Will they or won’t they? That’s the question that’s been on the lips of homeowners, stock traders and businesses around Australia over the last month: could the RBA really cut the national cash rate again? It seems the Reserve Bank board have decided to err on the side of caution and keep interest rates on hold at 2.25% - today, C&G unpack the motivation behind their decision and the impact it will have on the property market.

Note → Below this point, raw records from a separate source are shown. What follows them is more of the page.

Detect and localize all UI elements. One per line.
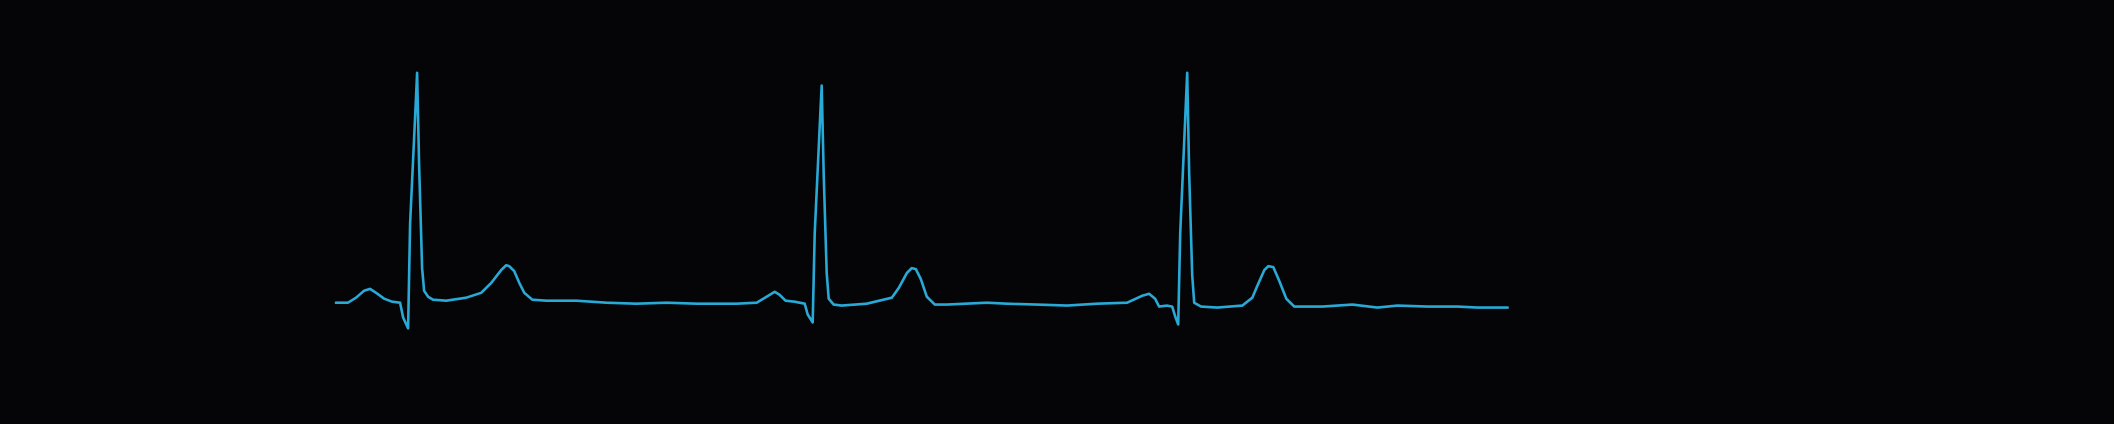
series-layer: [334, 71, 1509, 330]
ecg-trace-line: [334, 71, 1509, 330]
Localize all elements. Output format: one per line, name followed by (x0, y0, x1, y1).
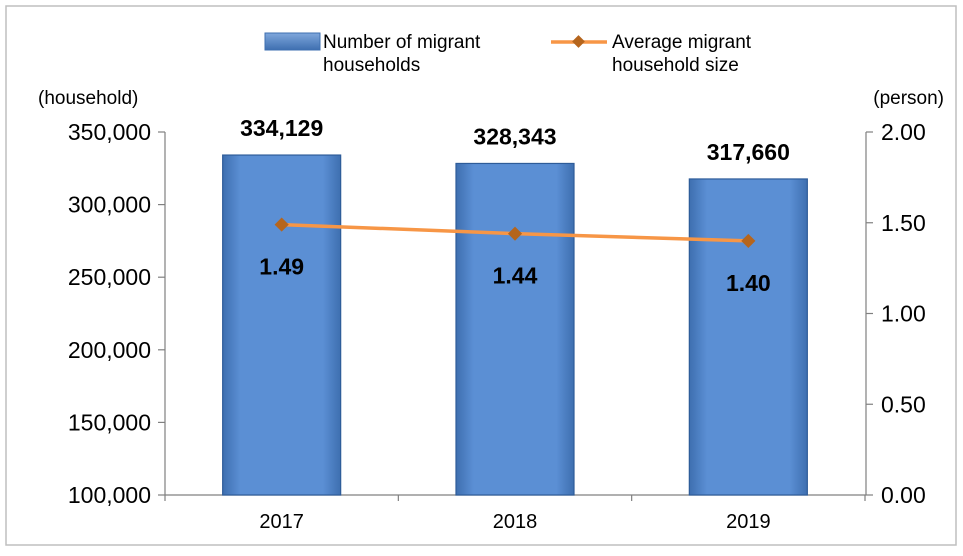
axes: 100,000 150,000 200,000 250,000 300,000 350,0… (68, 119, 926, 533)
legend-label-bar-line1: Number of migrant (323, 32, 481, 53)
x-tick-label: 2017 (259, 511, 304, 533)
bar-value-label: 317,660 (707, 139, 790, 165)
legend-label-line-line1: Average migrant (612, 32, 752, 53)
bar-value-label: 334,129 (240, 115, 323, 141)
y-right-tick-label: 1.00 (881, 301, 926, 327)
y-right-tick-label: 1.50 (881, 210, 926, 236)
y-left-tick-label: 200,000 (68, 337, 151, 363)
y-right-tick-label: 0.00 (881, 482, 926, 508)
bar-value-label: 328,343 (473, 123, 556, 149)
y-right-unit-label: (person) (873, 88, 944, 109)
y-left-tick-label: 250,000 (68, 264, 151, 290)
y-right-tick-label: 2.00 (881, 119, 926, 145)
x-tick-label: 2019 (726, 511, 771, 533)
bar (688, 178, 808, 496)
line-marker (741, 233, 756, 248)
line-value-label: 1.44 (493, 263, 538, 289)
y-left-tick-label: 300,000 (68, 192, 151, 218)
line-series (274, 217, 756, 248)
line-marker (274, 217, 289, 232)
legend-label-line-line2: household size (612, 55, 739, 76)
line-value-label: 1.40 (726, 270, 771, 296)
legend-swatch-bar (264, 32, 321, 51)
y-left-tick-label: 350,000 (68, 119, 151, 145)
y-left-tick-label: 150,000 (68, 409, 151, 435)
line-value-label: 1.49 (259, 254, 304, 280)
y-right-tick-label: 0.50 (881, 391, 926, 417)
x-tick-label: 2018 (493, 511, 538, 533)
legend-label-bar-line2: households (323, 55, 420, 76)
line-marker (507, 226, 523, 241)
data-labels: 334,129 328,343 317,660 1.49 1.44 1.40 (240, 115, 790, 296)
bar (222, 154, 342, 496)
y-left-unit-label: (household) (38, 88, 138, 109)
bar-series (222, 154, 808, 496)
bar (455, 162, 575, 496)
y-left-tick-label: 100,000 (68, 482, 151, 508)
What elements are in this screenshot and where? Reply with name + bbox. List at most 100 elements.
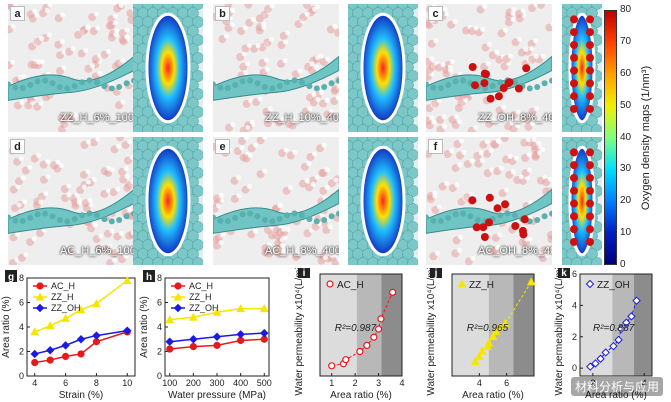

Interest rates as an economic guide is the roughest of financial levers – pull them too low and you risk the superannuation of retirees and drag investors towards riskier higher-yield investments. Low interest rates are also associated with overheated markets, ‘property bubbles’ and first home buyers competing against seasoned property investors in the race for ownership. Force interest rates too high and the most mortgage-stressed of our community begin to lose our homes, property values slow and retail suffers. Last month’s (relatively) unexpected rate cut pushed our national cash rate to an all-time low of 2.25% from 2.5%, and since then data on the economic effect of this decision by the RBA has been mixed. In short, the RBA have decided not to move rates up or down until the full impact by this further rate cut filters through to the economy.

Tuesday’s March meeting note express that it is ‘appropriate to hold interest rates steady for the time being’ and that ‘further easing of policy may be appropriate over the period ahead, in order to foster sustainable growth in demand and inflation consistent with the target.’ Other key messages in the latest RBA announcement include the observation that global growth continues to be moderate, and markets accommodative, but that Australian growth is below pace and that unemployment has increased in the past year. When it comes to credit (read: loans), we are experiencing moderate growth with investors particularly sweet on property. Dwelling prices have continued to grow in areas of strong demand – which includes Melbourne and suburban areas such as St Kilda, Elwood, Port Melbourne and bayside regions more generally. Your takeaway from the March 2015 RBA announcement? If you can acquire property now (courtesy of lower rates and increased value of assets you might already hold), do so.